Live at Roseland. I wrote this before The Not Wives. It is my first adult novel. Set in the early 90s, it’s about a college drop out, Annie, who hooks up with the guitarist in a semi-famous indie band from her hometown, after her best friend commits suicide, and then runs away with the band. It’s set in the small upstate New York town, on the road with the band, and in New York City when things begin to completely fall apart for Annie. It’s in shifting first person perspectives, which I don’t think I’d ever do again.
says it’s his favorite of all of my books. Publishing journey: I had an agent for this novel too, though a different one that with The Not Wives. Funny story, I’ve had four agents, and only one has sold a book for me. I don’t blame them! I also don’t blame myself anymore! This book went out to 55! editors at big five publishers and 7 editors at small presses. I just looked at the Pass Notes (these are the notes that editors send to agents when they “pass” on publishing your book) and damn we were really close and/or the pass notes were very complimentary.Cemetery Gates. This is my third young adult novel. I published my first one, The Stalker Chronicles with Farrar, Straus, and Giroux. The second one I abandoned because I was attempting third person and I just couldn’t figure it out at that point in my fiction writing life. Cemetery Gates is set in a town full of psychics called Rose Hill (based on Lily Dale, New York, close to where I grew up). The protagonist, Ally, is the daughter of two famous psychics, but she doesn’t have the gift herself. Or so she thinks. When a spirit begins to haunt her and take over her body, she has to come to terms with a power no one in Rose Hill has ever experienced before. Yes, the title is a Smiths song. First person. If I ever write another novel, I hope it’s in third person. Publishing journey: The night before this novel was about to go out on submission, my agent called me to tell me she was leaving the business. Her assistant took me on, and we both ended up getting way more invested in me moving to adult books and so I wrote Live at Roseland. I don’t think this was the best idea, like we should have tried to sell the thing that already existed. Eventually we sent it out to 5 big five editors. From the spreed sheet I have, 3 passed and 2 never responded or perhaps I had left that agent by then.

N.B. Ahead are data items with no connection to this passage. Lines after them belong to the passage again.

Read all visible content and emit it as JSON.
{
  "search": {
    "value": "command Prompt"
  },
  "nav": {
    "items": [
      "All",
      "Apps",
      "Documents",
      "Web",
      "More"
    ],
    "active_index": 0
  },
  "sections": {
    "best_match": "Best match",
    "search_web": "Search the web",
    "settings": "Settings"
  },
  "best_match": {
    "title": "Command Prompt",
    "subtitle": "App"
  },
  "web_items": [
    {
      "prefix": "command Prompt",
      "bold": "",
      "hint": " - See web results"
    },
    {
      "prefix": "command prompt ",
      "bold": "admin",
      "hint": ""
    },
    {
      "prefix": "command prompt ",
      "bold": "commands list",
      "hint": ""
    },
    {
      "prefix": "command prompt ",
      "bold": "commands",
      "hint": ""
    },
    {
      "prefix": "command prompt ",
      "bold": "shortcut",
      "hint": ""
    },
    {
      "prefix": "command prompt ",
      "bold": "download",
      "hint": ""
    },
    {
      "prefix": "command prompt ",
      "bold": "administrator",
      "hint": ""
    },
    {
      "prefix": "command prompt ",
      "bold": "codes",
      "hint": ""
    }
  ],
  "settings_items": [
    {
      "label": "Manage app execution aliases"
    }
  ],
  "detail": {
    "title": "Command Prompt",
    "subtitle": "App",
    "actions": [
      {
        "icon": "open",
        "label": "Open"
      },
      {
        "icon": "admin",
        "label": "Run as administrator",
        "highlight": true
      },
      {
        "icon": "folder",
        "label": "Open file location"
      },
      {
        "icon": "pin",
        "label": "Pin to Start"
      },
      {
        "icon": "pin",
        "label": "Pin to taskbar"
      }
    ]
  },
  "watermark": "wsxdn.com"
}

All of these situations have made me very sad in the past and want to quit publishing. I think this is normal for many writers. There are also writers who sell and/or find homes for all of their books and none of their books. Nobody said this was going to be easy!
TAKE THE POLL!
Okay, I gotta cook dinner! Enjoy the typos!
xoxo
Carley
Do it! Do it! Do it!
Okay obviously I want to read all these books. I have thought about Substack-publishing a novel of mine that didn’t sell but here’s what stopped me — I would want people to be able to opt in at any point and get the thing one email at a time from the beginning (like one of those on-demand online courses) and as far as I can tell, Substack doesn’t have that feature. I don’t like that most people would “buy” it and not have the serialized experience but would rather have to go back and read old posts to get it in the right order. If that doesn’t matter to you then I say go for it!!!